My cheeks heated from the effort and trembling, I had to give up. I felt my mind drift as soon as my head hit the pillow, and even though everything inside me screamed 'danger' there wasn't a thing I could do about it.

::

Ida hummed to herself while she was preparing the meal. Chicken soup treated any illness. Everybody knew that. She thought she had heard her boy swear and fuss around in there but she let him be. She'd reprimand him for the language later. Right now she was busy and he would have to wait his turn.

::

The door creaked open with a long complaining whine that jerked me awake. My heart thumped wildly in my chest. Expecting the worst: enemies I'd made throughout my career - they were so many I could fertilize a state the size of Texas with them - CIA, FBI, I didn't know the fuck what, I almost laughed out loud when a crooked old hag entered. With her long white hair, her bent back and large nose she looked like a fairy tale witch. Hansel and Gretel's gingerbread witch.

But I still couldn't be too sure. She could be a cover, employed to lull me into feeling safe.

The effort of waking and turning my head made me lose myself in endless coughing and when I finally came to, she was sitting at the edge of my bed and patting my forehead with a wet lukewarm cloth. Her features wavered and rippled, making her look even uglier. One of her eyes started to drop and then it snapped back into place. I blinked. She seemed both too close and eerily distant at the same time.

"There now, there now, my baby. Mommy's gonna take care of you."

'_Mommy?' What the fuck?_ My mind was dazed with fever, but I still assessed the situation the best that I could. Either she was hired to feed me… OR it was just her… If her face would only stop moving around.

_Where's Lisa and Cecilia?_ -was what I wanted to say.

"Why naked? Where… clothes?" -was the first thing that wheezed past my dry lips. _What? Are you suddenly a prude, Jack?_ But it wasn't unimportant. Without clothes I wouldn't get far. Mine, or any.

Her face scrunched up into something impossible to interpret and for a moment I thought her nose had disappeared. "Ya were wet and cold. I had to take them."

"Where others?" I croaked and fought the tearing cough that wanted to rip me in two. The room was spinning faster and faster and her cheeks began to switch place with her forehead. The need to squeeze my eyes shut grew with every second.

She smiled and stroked my cheek with a wrinkled, calloused hand covered in unidentifiable brown specks. I flinched. Even the slight touch felt as if she had slapped me. "What others? Baby, ya're being delusional. But it's the temperature… as soon as we get that in check…"

_Alone._ I filed that information away for now.

"Need doctor," I wheezed.

A rattling came out of her chest and at first I thought she was going to throw up over me, then I realized it was a laugh. I winced at the sound that harassed my ears as if someone had thrown me inside a metal box and kept beating at its sides. "There's nothing a little chicken soup can't take care of. Now here-" She pulled a little table closer and held up a spoon filled with an acrid smelling content. "Here's your medicine."
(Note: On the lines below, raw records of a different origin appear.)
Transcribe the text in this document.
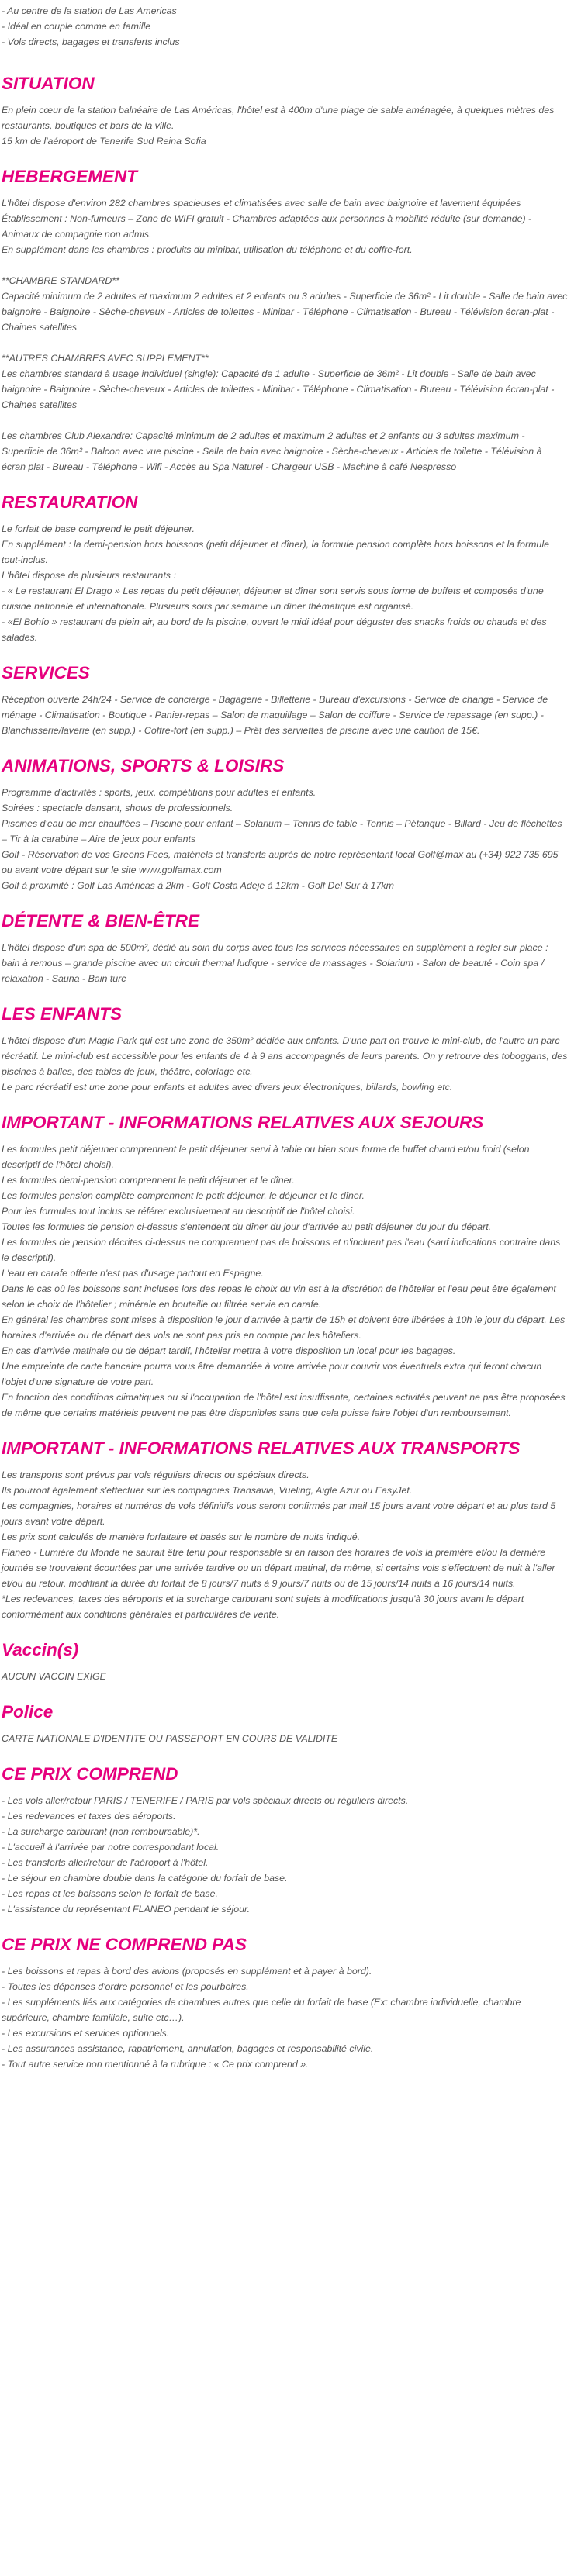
- Au centre de la station de Las Americas

- Idéal en couple comme en famille

- Vols directs, bagages et transferts inclus

SITUATION

En plein cœur de la station balnéaire de Las Américas, l'hôtel est à 400m d'une plage de sable aménagée, à quelques mètres des restaurants, boutiques et bars de la ville.

15 km de l'aéroport de Tenerife Sud Reina Sofia

HEBERGEMENT

L'hôtel dispose d'environ 282 chambres spacieuses et climatisées avec salle de bain avec baignoire et lavement équipées

Établissement : Non-fumeurs – Zone de WIFI gratuit - Chambres adaptées aux personnes à mobilité réduite (sur demande) - Animaux de compagnie non admis.

En supplément dans les chambres : produits du minibar, utilisation du téléphone et du coffre-fort.

**CHAMBRE STANDARD**

Capacité minimum de 2 adultes et maximum 2 adultes et 2 enfants ou 3 adultes - Superficie de 36m² - Lit double - Salle de bain avec baignoire - Baignoire - Sèche-cheveux - Articles de toilettes - Minibar - Téléphone - Climatisation - Bureau - Télévision écran-plat - Chaines satellites

**AUTRES CHAMBRES AVEC SUPPLEMENT**

Les chambres standard à usage individuel (single): Capacité de 1 adulte - Superficie de 36m² - Lit double - Salle de bain avec baignoire - Baignoire - Sèche-cheveux - Articles de toilettes - Minibar - Téléphone - Climatisation - Bureau - Télévision écran-plat - Chaines satellites

Les chambres Club Alexandre: Capacité minimum de 2 adultes et maximum 2 adultes et 2 enfants ou 3 adultes maximum - Superficie de 36m² - Balcon avec vue piscine - Salle de bain avec baignoire - Sèche-cheveux - Articles de toilette - Télévision à écran plat - Bureau - Téléphone - Wifi - Accès au Spa Naturel - Chargeur USB - Machine à café Nespresso

RESTAURATION

Le forfait de base comprend le petit déjeuner.

En supplément : la demi-pension hors boissons (petit déjeuner et dîner), la formule pension complète hors boissons et la formule tout-inclus.

L'hôtel dispose de plusieurs restaurants :

- « Le restaurant El Drago » Les repas du petit déjeuner, déjeuner et dîner sont servis sous forme de buffets et composés d'une cuisine nationale et internationale. Plusieurs soirs par semaine un dîner thématique est organisé.

- «El Bohío » restaurant de plein air, au bord de la piscine, ouvert le midi idéal pour déguster des snacks froids ou chauds et des salades.

SERVICES

Réception ouverte 24h/24 - Service de concierge - Bagagerie - Billetterie - Bureau d'excursions - Service de change - Service de ménage - Climatisation - Boutique - Panier-repas – Salon de maquillage – Salon de coiffure - Service de repassage (en supp.) - Blanchisserie/laverie (en supp.) - Coffre-fort (en supp.) – Prêt des serviettes de piscine avec une caution de 15€.

ANIMATIONS, SPORTS & LOISIRS

Programme d'activités : sports, jeux, compétitions pour adultes et enfants.

Soirées : spectacle dansant, shows de professionnels.

Piscines d'eau de mer chauffées – Piscine pour enfant – Solarium – Tennis de table - Tennis – Pétanque - Billard - Jeu de fléchettes – Tir à la carabine – Aire de jeux pour enfants

Golf - Réservation de vos Greens Fees, matériels et transferts auprès de notre représentant local Golf@max au (+34) 922 735 695 ou avant votre départ sur le site www.golfamax.com

Golf à proximité : Golf Las Américas à 2km - Golf Costa Adeje à 12km - Golf Del Sur à 17km

DÉTENTE & BIEN-ÊTRE

L'hôtel dispose d'un spa de 500m², dédié au soin du corps avec tous les services nécessaires en supplément à régler sur place : bain à remous – grande piscine avec un circuit thermal ludique - service de massages - Solarium - Salon de beauté - Coin spa / relaxation - Sauna - Bain turc

LES ENFANTS

L'hôtel dispose d'un Magic Park qui est une zone de 350m² dédiée aux enfants. D'une part on trouve le mini-club, de l'autre un parc récréatif. Le mini-club est accessible pour les enfants de 4 à 9 ans accompagnés de leurs parents. On y retrouve des toboggans, des piscines à balles, des tables de jeux, théâtre, coloriage etc.

Le parc récréatif est une zone pour enfants et adultes avec divers jeux électroniques, billards, bowling etc.

IMPORTANT - INFORMATIONS RELATIVES AUX SEJOURS

Les formules petit déjeuner comprennent le petit déjeuner servi à table ou bien sous forme de buffet chaud et/ou froid (selon descriptif de l'hôtel choisi).

Les formules demi-pension comprennent le petit déjeuner et le dîner.

Les formules pension complète comprennent le petit déjeuner, le déjeuner et le dîner.

Pour les formules tout inclus se référer exclusivement au descriptif de l'hôtel choisi.

Toutes les formules de pension ci-dessus s'entendent du dîner du jour d'arrivée au petit déjeuner du jour du départ.

Les formules de pension décrites ci-dessus ne comprennent pas de boissons et n'incluent pas l'eau (sauf indications contraire dans le descriptif).

L'eau en carafe offerte n'est pas d'usage partout en Espagne.

Dans le cas où les boissons sont incluses lors des repas le choix du vin est à la discrétion de l'hôtelier et l'eau peut être également selon le choix de l'hôtelier ; minérale en bouteille ou filtrée servie en carafe.

En général les chambres sont mises à disposition le jour d'arrivée à partir de 15h et doivent être libérées à 10h le jour du départ. Les horaires d'arrivée ou de départ des vols ne sont pas pris en compte par les hôteliers.

En cas d'arrivée matinale ou de départ tardif, l'hôtelier mettra à votre disposition un local pour les bagages.

Une empreinte de carte bancaire pourra vous être demandée à votre arrivée pour couvrir vos éventuels extra qui feront chacun l'objet d'une signature de votre part.

En fonction des conditions climatiques ou si l'occupation de l'hôtel est insuffisante, certaines activités peuvent ne pas être proposées de même que certains matériels peuvent ne pas être disponibles sans que cela puisse faire l'objet d'un remboursement.

IMPORTANT - INFORMATIONS RELATIVES AUX TRANSPORTS

Les transports sont prévus par vols réguliers directs ou spéciaux directs.

Ils pourront également s'effectuer sur les compagnies Transavia, Vueling, Aigle Azur ou EasyJet.

Les compagnies, horaires et numéros de vols définitifs vous seront confirmés par mail 15 jours avant votre départ et au plus tard 5 jours avant votre départ.

Les prix sont calculés de manière forfaitaire et basés sur le nombre de nuits indiqué.

Flaneo - Lumière du Monde ne saurait être tenu pour responsable si en raison des horaires de vols la première et/ou la dernière journée se trouvaient écourtées par une arrivée tardive ou un départ matinal, de même, si certains vols s'effectuent de nuit à l'aller et/ou au retour, modifiant la durée du forfait de 8 jours/7 nuits à 9 jours/7 nuits ou de 15 jours/14 nuits à 16 jours/14 nuits.

*Les redevances, taxes des aéroports et la surcharge carburant sont sujets à modifications jusqu'à 30 jours avant le départ conformément aux conditions générales et particulières de vente.

Vaccin(s)

AUCUN VACCIN EXIGE

Police

CARTE NATIONALE D'IDENTITE OU PASSEPORT EN COURS DE VALIDITE

CE PRIX COMPREND

- Les vols aller/retour PARIS / TENERIFE / PARIS par vols spéciaux directs ou réguliers directs.

- Les redevances et taxes des aéroports.

- La surcharge carburant (non remboursable)*.

- L'accueil à l'arrivée par notre correspondant local.

- Les transferts aller/retour de l'aéroport à l'hôtel.

- Le séjour en chambre double dans la catégorie du forfait de base.

- Les repas et les boissons selon le forfait de base.

- L'assistance du représentant FLANEO pendant le séjour.

CE PRIX NE COMPREND PAS

- Les boissons et repas à bord des avions (proposés en supplément et à payer à bord).

- Toutes les dépenses d'ordre personnel et les pourboires.

- Les suppléments liés aux catégories de chambres autres que celle du forfait de base (Ex: chambre individuelle, chambre supérieure, chambre familiale, suite etc…).

- Les excursions et services optionnels.

- Les assurances assistance, rapatriement, annulation, bagages et responsabilité civile.

- Tout autre service non mentionné à la rubrique : « Ce prix comprend ».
_Alone and crazy. Possibly trying to kill me, intentionally or not._

Fucking hell. At least I had somehow gotten out of that river. Now I just had to figure out how to get past this Picasso witch. As I opened my mouth and let the salty slimy content slide down my throat, I wondered what had happened to Lisa and Cecilia.
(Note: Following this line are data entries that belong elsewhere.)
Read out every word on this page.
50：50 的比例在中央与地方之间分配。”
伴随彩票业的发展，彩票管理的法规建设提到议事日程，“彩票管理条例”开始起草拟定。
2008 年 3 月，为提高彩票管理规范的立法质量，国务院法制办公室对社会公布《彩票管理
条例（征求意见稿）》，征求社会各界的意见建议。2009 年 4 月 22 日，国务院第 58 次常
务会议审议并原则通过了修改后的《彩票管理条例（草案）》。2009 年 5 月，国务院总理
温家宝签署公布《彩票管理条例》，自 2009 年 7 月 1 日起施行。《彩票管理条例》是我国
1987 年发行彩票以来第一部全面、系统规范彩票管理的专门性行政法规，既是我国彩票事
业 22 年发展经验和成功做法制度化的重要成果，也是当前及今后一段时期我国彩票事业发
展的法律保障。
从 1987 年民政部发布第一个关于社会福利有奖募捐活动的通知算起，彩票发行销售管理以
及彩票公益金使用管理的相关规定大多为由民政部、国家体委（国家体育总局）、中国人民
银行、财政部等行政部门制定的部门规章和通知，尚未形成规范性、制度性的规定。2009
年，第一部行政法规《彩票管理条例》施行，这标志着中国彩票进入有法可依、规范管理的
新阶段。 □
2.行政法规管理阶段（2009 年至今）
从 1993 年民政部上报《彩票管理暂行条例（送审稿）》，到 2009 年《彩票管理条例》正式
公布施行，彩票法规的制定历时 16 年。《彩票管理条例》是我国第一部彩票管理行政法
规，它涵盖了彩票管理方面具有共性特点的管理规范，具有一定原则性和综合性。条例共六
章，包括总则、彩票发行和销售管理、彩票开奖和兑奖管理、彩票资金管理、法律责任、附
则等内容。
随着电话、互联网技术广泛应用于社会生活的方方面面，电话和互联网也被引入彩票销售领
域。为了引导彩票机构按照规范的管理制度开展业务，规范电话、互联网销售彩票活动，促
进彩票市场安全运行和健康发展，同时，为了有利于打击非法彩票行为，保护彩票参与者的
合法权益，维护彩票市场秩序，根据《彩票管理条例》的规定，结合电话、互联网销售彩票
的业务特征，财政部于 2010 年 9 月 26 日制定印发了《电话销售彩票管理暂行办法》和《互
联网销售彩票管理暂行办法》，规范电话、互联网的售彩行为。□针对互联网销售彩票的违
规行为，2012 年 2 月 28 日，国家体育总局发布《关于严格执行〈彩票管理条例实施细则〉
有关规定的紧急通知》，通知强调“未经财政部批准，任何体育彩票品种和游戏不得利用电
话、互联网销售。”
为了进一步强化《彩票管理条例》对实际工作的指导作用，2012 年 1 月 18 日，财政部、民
I'd ask the hag when I got the chance. When my lungs cooperated to something more than barely breathing.

::

The sheets smelled old and dusty, my body reeked. I had moments of clarity in between the attacks of shivering, shuddering cold and melting away in floods of sweat, soaking every piece of fabric that surrounded me.

I panicked when I didn't feel my legs and wiggled my toes and flexed my feet until I got some circulation back into them. It was all I had. I had to control my body, I had to feel every inch of it or I was doomed in this hell hole. I couldn't get out of bed, not even to go to the toilet; I was still too weak, too dizzy. I tried once and fell so hard that I smashed my lips onto the cabinet that's next to the bed.

The days and nights melted into one another. I didn't know if I'd been there for hours, days, or even weeks. I wasn't sure I was going to survive. In fact, in between the dazed hours, I was pretty fucking sure that I wasn't going to make it.

I woke with a scream more than once, seeing Cecilia tumble over the edge, fumbling for her and finally realizing I was gripping the sheets so hard that my knuckles had whitened.

::

Something was touching me. I groaned and thought of Lisa. I still didn't have any clothes, and considering the amount of sweat that I had produced it might've been better that way anyway. Something was still touching me. Or someone. I opened my eyes.

"What the fuck?" _Get away from my COCK!_

I raised my head, and then sat straight up and shoved the crazy-assed bitch off me. Her long hair hung loose and she held a wet cloth in her hands. The exertion made me fall back onto the bed and pant heavily, but I was still a little impressed with myself. That was more movement than I had managed in a long time. Maybe I was on the right path after all? And her fucking face had definitely stopped moving around. That _had_ to be a good sign.

She turned to me and straightened as much as her hunched form allowed. "Oh, Ray. I've done this lots and ya've never complained. Ya need to be cleaned is all."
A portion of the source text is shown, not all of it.